É provável que o Brasil se torne um grande exportador de biocombustíveis para regiões como a Europa, que têm exigências rigorosas de alternativas ao combustível fóssil na aviação, mas pouca capacidade de produção própria.
Custo elevado
De modo geral, o cenário net-zero da BNEF custa apenas cerca de 8% a mais do que os métodos mais baratos para desenvolver a economia de 2024 a 2050.
A mudança de políticas e de mercado necessária para estimular o uso de tecnologias como captura e armazenamento de carbono e combustível de aviação sustentável representam alguns dos requisitos de investimento adicionais.
A análise do cenário base não leva em conta os custos de funcionamento de um sistema baseado em combustível fóssil, apenas o investimento de capex.

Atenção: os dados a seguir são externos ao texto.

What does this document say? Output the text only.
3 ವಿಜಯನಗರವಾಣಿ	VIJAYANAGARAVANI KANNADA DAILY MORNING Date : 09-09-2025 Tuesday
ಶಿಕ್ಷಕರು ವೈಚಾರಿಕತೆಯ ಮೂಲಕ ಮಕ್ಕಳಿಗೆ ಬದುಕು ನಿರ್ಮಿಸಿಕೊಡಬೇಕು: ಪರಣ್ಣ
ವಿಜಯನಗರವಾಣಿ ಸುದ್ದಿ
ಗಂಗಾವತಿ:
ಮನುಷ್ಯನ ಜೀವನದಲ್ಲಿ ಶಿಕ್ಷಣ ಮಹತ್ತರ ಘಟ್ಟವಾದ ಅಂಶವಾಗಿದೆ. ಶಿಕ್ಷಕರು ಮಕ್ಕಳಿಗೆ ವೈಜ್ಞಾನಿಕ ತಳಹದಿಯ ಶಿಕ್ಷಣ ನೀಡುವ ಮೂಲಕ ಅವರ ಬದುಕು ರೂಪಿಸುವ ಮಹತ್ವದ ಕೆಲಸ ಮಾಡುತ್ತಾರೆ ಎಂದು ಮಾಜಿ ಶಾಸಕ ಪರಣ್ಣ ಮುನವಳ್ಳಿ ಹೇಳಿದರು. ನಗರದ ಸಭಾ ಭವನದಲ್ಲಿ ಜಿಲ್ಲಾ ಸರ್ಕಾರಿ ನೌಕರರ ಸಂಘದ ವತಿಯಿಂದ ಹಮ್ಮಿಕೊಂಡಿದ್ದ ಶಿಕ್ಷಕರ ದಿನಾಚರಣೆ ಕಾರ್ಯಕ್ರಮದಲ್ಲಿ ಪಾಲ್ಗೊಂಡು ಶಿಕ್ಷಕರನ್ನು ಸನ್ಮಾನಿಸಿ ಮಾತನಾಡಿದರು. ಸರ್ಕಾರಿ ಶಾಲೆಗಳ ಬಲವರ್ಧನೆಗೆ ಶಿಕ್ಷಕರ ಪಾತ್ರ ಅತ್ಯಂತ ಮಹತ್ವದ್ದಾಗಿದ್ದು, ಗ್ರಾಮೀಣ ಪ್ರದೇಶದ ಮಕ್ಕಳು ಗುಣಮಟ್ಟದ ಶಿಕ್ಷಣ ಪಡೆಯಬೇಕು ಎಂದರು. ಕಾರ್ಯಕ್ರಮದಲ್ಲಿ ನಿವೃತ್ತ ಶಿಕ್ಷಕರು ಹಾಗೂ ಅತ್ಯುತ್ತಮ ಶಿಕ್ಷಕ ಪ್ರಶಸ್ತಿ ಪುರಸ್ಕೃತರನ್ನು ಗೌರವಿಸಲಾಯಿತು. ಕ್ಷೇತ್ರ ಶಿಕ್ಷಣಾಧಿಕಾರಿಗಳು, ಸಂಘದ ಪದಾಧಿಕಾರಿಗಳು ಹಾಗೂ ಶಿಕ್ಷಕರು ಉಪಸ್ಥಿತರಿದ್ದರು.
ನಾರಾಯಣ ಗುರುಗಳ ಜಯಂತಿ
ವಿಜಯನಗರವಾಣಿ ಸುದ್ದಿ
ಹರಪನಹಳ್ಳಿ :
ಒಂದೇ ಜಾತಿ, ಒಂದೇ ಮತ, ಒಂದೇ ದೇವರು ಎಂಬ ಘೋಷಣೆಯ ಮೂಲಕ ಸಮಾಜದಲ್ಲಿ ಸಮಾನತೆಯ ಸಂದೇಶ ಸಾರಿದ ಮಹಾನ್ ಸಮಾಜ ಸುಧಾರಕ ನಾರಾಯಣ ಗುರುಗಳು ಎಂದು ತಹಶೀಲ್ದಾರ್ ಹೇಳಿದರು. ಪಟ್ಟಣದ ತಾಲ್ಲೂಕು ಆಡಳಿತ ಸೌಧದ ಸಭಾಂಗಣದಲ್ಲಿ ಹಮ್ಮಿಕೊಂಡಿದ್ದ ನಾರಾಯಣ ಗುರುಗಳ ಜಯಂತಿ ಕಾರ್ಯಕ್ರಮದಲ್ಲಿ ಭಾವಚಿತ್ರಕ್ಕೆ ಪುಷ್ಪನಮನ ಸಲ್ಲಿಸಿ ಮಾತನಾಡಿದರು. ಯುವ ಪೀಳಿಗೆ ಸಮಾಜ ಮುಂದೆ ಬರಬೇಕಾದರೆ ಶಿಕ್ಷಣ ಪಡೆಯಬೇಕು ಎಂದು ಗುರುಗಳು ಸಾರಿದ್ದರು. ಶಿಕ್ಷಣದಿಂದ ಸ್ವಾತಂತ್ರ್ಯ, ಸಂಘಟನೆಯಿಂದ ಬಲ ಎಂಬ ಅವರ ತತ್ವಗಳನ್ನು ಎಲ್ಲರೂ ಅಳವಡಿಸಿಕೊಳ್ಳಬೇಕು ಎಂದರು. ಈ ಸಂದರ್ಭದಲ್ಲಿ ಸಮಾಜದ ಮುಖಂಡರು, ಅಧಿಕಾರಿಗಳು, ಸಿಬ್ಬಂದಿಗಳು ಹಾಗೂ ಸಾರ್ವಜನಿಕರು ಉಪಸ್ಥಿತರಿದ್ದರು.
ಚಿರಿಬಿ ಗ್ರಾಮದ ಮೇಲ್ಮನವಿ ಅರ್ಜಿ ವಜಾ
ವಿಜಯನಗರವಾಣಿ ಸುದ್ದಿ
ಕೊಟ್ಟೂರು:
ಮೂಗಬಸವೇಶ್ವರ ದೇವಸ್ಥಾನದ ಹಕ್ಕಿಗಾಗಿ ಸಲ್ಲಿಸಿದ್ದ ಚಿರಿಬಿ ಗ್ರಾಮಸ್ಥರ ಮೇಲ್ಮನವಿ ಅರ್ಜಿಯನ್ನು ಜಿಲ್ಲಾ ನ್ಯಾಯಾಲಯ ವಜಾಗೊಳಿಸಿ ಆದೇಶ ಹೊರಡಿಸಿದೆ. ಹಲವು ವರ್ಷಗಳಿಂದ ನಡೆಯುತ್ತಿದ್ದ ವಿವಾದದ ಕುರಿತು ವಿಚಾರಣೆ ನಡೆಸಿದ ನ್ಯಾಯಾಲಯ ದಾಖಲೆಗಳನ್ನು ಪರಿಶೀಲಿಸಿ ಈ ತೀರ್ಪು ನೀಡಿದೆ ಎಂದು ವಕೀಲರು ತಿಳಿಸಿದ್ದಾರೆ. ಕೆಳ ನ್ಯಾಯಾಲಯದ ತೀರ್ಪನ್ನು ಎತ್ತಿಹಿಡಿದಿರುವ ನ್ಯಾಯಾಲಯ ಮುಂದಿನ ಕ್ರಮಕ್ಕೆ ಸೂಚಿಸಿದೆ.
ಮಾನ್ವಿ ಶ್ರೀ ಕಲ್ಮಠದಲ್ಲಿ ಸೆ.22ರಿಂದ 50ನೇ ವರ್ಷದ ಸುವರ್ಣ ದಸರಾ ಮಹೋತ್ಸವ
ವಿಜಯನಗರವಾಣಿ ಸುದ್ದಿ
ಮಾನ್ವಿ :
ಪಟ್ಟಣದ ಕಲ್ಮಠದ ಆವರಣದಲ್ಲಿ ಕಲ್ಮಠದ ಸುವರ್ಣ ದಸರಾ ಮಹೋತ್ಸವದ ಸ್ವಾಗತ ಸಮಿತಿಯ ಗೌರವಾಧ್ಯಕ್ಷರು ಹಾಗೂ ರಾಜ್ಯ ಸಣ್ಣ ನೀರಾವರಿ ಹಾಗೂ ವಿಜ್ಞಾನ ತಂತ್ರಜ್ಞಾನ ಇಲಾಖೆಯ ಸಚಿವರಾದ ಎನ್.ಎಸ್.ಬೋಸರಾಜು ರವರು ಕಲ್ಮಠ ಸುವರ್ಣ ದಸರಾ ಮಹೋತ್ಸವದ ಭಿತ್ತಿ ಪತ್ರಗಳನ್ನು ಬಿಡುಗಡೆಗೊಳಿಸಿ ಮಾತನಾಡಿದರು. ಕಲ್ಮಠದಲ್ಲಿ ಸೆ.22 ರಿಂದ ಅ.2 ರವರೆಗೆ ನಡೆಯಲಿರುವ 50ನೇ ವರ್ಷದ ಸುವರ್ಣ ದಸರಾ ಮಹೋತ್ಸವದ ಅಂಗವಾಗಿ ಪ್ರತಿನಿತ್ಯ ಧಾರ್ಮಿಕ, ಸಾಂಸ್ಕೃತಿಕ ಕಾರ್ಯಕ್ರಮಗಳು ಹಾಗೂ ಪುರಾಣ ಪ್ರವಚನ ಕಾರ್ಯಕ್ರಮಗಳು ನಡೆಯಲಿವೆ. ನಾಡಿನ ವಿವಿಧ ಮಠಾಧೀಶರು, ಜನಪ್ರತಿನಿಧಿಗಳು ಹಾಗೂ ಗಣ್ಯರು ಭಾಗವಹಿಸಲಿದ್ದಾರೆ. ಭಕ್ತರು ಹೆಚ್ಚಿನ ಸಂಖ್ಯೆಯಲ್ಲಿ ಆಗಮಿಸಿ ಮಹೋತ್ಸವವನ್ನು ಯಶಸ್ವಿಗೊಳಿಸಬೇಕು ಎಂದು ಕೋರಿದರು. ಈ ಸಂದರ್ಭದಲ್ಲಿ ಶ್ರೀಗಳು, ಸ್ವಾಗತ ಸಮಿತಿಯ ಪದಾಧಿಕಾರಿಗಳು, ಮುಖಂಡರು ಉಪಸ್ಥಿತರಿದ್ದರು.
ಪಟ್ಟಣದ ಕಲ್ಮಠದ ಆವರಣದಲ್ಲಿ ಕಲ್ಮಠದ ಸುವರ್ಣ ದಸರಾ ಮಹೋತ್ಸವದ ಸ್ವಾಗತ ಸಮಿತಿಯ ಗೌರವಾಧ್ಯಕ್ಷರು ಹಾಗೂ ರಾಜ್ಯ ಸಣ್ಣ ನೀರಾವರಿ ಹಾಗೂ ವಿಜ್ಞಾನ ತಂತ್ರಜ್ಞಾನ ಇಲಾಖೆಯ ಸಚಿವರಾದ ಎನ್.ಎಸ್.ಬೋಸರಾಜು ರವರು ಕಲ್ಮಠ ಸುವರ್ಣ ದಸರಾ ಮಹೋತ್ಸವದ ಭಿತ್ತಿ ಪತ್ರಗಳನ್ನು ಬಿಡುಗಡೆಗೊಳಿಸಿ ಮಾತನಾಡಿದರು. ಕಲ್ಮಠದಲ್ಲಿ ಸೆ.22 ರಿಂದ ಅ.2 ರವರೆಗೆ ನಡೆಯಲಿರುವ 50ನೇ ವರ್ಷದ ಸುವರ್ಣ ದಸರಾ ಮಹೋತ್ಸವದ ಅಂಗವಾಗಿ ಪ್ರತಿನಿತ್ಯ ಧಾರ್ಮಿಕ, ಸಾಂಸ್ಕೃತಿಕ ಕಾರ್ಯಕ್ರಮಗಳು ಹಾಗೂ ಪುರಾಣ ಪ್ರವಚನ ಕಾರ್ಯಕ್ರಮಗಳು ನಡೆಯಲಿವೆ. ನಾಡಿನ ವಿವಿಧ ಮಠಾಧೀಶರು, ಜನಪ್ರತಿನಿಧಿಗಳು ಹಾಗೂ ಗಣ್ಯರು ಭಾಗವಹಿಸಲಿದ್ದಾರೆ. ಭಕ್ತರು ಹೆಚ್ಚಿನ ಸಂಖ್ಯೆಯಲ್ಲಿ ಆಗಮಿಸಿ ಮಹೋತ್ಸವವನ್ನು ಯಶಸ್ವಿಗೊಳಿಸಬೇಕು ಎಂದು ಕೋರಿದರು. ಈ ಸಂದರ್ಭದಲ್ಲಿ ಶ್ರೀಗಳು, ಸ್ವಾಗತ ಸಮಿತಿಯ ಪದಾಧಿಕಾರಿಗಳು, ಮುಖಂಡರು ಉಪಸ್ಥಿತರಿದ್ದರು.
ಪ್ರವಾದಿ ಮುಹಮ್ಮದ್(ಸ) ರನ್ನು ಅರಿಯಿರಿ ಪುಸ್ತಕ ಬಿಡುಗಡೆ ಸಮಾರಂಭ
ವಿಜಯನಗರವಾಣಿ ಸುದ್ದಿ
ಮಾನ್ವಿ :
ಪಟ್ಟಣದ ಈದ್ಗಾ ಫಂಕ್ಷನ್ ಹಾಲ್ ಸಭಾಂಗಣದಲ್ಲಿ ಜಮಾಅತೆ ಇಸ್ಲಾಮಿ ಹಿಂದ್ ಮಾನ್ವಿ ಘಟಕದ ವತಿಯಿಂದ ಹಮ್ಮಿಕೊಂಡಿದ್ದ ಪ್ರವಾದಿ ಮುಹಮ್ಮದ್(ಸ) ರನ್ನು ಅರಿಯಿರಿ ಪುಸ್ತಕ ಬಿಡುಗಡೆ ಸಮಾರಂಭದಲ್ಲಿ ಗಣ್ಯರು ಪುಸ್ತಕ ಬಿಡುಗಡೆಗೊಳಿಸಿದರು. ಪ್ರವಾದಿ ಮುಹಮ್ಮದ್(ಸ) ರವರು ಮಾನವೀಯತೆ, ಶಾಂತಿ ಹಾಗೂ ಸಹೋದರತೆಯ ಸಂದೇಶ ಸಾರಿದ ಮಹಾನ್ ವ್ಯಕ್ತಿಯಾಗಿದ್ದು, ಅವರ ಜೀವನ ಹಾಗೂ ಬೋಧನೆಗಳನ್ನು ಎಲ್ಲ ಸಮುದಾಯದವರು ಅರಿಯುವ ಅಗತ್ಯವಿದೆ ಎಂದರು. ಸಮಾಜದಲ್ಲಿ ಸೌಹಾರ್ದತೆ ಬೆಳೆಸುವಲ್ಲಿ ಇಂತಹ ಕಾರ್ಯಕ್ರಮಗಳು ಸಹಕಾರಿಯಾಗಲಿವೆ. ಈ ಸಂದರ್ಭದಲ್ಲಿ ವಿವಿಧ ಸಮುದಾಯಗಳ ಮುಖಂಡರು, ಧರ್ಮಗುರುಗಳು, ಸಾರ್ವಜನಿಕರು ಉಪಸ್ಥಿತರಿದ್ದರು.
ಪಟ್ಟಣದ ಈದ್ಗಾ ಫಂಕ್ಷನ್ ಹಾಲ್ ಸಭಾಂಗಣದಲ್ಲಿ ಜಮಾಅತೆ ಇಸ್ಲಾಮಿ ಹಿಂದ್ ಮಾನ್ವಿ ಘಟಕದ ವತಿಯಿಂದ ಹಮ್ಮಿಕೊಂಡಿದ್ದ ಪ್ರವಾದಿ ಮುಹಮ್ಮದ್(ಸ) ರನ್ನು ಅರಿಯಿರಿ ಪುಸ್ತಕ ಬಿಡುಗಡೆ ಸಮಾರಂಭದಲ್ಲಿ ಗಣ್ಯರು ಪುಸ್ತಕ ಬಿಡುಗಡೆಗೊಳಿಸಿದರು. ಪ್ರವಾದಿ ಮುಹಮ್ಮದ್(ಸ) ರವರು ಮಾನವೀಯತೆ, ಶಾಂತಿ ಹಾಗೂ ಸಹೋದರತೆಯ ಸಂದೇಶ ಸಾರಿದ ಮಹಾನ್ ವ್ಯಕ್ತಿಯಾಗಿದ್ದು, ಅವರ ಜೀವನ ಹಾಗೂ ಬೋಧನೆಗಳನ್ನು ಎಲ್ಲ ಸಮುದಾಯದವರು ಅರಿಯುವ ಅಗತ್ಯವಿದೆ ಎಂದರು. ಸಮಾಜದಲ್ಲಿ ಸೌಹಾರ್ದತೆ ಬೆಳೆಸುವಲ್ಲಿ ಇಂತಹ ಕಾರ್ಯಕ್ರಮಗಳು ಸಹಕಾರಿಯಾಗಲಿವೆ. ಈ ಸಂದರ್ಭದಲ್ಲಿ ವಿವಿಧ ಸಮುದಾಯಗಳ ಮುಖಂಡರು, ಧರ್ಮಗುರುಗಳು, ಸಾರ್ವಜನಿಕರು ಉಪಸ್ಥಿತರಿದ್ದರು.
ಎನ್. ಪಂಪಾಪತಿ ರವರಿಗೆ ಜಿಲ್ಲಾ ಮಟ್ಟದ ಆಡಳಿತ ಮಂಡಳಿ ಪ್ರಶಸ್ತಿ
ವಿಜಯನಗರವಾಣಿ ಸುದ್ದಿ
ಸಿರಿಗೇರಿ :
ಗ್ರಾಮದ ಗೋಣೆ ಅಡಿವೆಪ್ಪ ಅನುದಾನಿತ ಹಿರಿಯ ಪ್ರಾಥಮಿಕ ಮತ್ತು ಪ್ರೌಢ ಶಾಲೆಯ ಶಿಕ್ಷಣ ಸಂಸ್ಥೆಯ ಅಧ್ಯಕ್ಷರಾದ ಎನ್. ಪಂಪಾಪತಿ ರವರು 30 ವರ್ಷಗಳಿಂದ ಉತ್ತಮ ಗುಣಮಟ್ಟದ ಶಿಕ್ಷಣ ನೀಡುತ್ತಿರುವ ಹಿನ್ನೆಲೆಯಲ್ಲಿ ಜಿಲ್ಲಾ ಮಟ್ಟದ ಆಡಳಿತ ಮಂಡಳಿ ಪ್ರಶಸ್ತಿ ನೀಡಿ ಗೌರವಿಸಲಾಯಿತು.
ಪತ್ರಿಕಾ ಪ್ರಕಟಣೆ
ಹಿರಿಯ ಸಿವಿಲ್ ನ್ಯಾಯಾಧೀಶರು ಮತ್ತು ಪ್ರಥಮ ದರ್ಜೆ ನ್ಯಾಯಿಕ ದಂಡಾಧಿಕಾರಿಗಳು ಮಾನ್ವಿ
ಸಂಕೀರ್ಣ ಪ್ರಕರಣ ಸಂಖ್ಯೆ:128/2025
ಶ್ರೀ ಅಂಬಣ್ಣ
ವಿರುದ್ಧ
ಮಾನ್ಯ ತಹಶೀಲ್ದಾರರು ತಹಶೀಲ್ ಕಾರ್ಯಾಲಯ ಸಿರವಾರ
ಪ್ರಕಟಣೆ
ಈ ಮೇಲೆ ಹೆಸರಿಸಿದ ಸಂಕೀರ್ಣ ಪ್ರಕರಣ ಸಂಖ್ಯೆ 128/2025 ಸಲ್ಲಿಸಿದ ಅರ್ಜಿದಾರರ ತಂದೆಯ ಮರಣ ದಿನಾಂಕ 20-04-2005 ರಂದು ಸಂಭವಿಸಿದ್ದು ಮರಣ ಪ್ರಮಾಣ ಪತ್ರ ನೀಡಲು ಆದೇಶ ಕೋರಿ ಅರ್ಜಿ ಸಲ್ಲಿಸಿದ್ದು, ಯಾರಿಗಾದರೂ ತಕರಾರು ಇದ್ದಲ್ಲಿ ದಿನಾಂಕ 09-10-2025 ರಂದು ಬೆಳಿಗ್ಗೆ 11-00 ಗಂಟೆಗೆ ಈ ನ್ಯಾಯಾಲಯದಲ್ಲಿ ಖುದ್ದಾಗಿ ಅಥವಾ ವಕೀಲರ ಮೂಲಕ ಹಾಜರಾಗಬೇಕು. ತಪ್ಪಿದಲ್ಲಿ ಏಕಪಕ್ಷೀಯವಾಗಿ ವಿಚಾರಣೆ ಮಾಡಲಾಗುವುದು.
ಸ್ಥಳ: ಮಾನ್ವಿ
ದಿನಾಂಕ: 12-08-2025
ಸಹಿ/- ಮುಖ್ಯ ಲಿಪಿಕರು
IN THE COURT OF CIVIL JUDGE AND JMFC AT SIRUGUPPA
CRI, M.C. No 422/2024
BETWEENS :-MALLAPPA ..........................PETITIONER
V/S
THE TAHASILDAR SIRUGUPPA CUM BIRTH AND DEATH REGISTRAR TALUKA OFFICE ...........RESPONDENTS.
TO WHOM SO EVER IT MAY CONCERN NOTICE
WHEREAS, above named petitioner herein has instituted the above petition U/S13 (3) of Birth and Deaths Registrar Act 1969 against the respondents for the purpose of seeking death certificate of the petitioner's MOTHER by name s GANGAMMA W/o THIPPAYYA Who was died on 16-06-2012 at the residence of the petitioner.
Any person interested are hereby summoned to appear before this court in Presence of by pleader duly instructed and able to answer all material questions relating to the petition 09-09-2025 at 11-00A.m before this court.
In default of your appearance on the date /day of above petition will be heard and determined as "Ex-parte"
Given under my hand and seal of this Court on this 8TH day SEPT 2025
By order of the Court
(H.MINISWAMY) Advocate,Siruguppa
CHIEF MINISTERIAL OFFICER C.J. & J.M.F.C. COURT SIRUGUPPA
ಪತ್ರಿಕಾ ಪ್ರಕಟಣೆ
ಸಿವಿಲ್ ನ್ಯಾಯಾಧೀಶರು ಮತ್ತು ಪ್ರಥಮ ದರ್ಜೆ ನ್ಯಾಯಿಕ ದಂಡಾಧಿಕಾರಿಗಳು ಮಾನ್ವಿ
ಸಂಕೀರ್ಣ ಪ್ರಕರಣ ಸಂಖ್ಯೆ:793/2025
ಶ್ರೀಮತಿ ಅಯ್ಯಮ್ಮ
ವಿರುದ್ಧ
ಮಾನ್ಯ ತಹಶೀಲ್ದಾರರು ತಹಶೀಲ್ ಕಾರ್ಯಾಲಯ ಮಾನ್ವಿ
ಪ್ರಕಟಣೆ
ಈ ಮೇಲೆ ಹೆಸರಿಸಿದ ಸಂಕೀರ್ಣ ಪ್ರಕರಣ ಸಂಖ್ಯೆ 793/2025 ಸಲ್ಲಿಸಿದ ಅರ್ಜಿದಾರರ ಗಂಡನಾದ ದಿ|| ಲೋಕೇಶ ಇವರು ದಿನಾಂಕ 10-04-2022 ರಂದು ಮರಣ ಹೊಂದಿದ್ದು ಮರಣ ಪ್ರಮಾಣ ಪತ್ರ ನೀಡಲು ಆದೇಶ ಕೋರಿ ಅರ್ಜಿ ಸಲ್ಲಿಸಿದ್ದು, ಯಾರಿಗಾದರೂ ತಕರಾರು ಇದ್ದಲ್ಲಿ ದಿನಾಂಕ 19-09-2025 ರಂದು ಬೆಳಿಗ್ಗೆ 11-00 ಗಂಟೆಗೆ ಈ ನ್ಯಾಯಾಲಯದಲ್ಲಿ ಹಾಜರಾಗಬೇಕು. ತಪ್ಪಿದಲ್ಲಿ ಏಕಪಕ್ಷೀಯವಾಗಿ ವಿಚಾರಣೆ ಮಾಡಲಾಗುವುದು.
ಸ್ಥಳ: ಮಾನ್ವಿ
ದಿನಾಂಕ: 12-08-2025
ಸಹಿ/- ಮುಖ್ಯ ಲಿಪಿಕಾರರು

Também não calcula as despesas extras de adaptação em um mundo de 2,6 ºC em comparação com um mundo de 1,75 ºC, o que tornaria o investimento em ações climáticas ainda mais vantajoso, segundo o relatório - o que significa que, em breve, poderá ser mais barato para o Brasil fazer a transição para uma economia líquida zero do que não fazer, disse Nunes.
“Se você está construindo muito mais energias renováveis, não está construindo muitos combustíveis fósseis”, disse ele. “Portanto, uma coisa compensa a outra.”